02. Lana Del Rey — Honeymoon
Honeymoon is an album about female sadness that’s not designed for the male gaze. From the moment “Video Games” hit, until the final, sauntering phrase of her cover of “Don’t Let Me Be Misunderstood,” the final track on this album, Del Rey has been just that. Because these songs aren’t for men, they’re for women. They’re about us, and how we feel and especially how we feel about men, but they still center the feminine perspective. It’s as if Lana is speaking to a male protagonist onscreen, but looking at all the women watching the movie out of the corner of her eye, letting them know who her performance is really for. Obviously, this technique has, and will continue to confound listener’s expectations; even women are used to filtering art back through the omnipresent made-of-money male eye. But whether we get it or not, Lana will continue to dizzy up our gender expectations and hew close to the dreamy 1950s aesthetic we so closely associate with establishing the way those modern day roles. “Music to Watch Boys to” is probably the closest she gets to stating her thesis outright: “I like you a lot,” she sings. Ladies, she’s talking to us. Turn the music up.
01. Grimes — Art Angels
“I’m not explicitly religious, but I think this album is about God,” Grimes told Rolling Stone in a recent, magnificent profile they ran on her prior to the realease of Art Angels. “I feel a lot more in touch with something scary and omnipotent,” she said.

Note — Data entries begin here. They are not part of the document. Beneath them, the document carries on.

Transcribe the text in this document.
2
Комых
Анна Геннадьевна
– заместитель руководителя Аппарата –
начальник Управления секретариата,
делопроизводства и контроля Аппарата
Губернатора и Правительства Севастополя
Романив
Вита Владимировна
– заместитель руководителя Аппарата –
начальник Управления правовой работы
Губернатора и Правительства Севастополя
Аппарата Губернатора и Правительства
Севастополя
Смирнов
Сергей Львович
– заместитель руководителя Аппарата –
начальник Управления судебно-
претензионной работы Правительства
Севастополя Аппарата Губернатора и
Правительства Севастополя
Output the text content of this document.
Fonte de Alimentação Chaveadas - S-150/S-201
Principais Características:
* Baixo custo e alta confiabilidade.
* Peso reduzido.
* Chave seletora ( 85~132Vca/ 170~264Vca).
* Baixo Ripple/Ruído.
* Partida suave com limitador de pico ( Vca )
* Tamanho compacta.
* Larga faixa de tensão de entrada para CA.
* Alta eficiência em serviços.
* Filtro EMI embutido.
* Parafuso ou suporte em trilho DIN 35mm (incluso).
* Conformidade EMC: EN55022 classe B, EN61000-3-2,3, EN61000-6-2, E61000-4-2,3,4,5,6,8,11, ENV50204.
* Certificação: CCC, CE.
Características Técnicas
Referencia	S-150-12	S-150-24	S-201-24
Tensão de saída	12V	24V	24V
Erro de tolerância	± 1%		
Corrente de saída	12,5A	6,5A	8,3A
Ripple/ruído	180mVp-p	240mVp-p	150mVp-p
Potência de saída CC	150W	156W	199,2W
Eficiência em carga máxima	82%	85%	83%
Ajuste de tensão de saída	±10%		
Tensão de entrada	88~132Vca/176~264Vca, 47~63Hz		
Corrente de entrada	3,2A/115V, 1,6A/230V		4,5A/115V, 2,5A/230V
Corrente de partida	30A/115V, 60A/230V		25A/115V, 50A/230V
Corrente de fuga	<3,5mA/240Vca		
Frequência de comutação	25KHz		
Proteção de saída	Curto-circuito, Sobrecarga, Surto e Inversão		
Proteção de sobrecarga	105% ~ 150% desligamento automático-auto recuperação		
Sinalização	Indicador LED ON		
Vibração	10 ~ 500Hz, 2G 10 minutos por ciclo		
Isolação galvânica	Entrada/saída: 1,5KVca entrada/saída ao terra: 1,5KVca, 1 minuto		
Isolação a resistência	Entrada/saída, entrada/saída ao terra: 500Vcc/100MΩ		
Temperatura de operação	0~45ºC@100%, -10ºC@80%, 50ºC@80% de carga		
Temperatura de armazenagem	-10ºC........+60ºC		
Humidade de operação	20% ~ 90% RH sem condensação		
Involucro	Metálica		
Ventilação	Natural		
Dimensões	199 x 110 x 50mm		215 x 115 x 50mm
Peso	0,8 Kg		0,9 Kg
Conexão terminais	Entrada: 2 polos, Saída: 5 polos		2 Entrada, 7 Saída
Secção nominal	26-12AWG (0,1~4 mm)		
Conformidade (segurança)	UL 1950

Scary and omnipotent is absolutely how I would describe this album, a work of art so powerful it forced me to confront some failings within myself about past judgements of the multi-talented Canadian musician. Maybe I was able to do this kind of soul-searching because of the valiant way Grimes reexamines herself here. “I get carried away commodifying all the pain,” she sings on banjo-pop banger “California,” quick-pivoting from critique to self-love a few songs later: “Easily, I’m the sweetest damn thing you ever saw.” She’s not wrong, either time, and it’s the ability to see herself so clearly that informs Art Angels. Self-knowledge empowers the subject to examine the outside world with renewed fierceness, so we get her skewering male apathy toward the current state of masculinity on “Kill V Maim,” the lagoon-psych champagne headiness of living in her world on “Realiti,” or the Moulin Rouge gone rogue EDM-swagger of “Venus Fly.” On the best song here, “Belly Of The Beat,” she muses, “I’ve been thinking, I could leave the world today.” So before she does, she’s stretched herself as close to God as she can get. I imagine Art Angels to be her very own Creation Of Adam. Like Michelangelo’s version, there’s more packed into the remaining space between woman and God than in the potential that they’ll one day touch.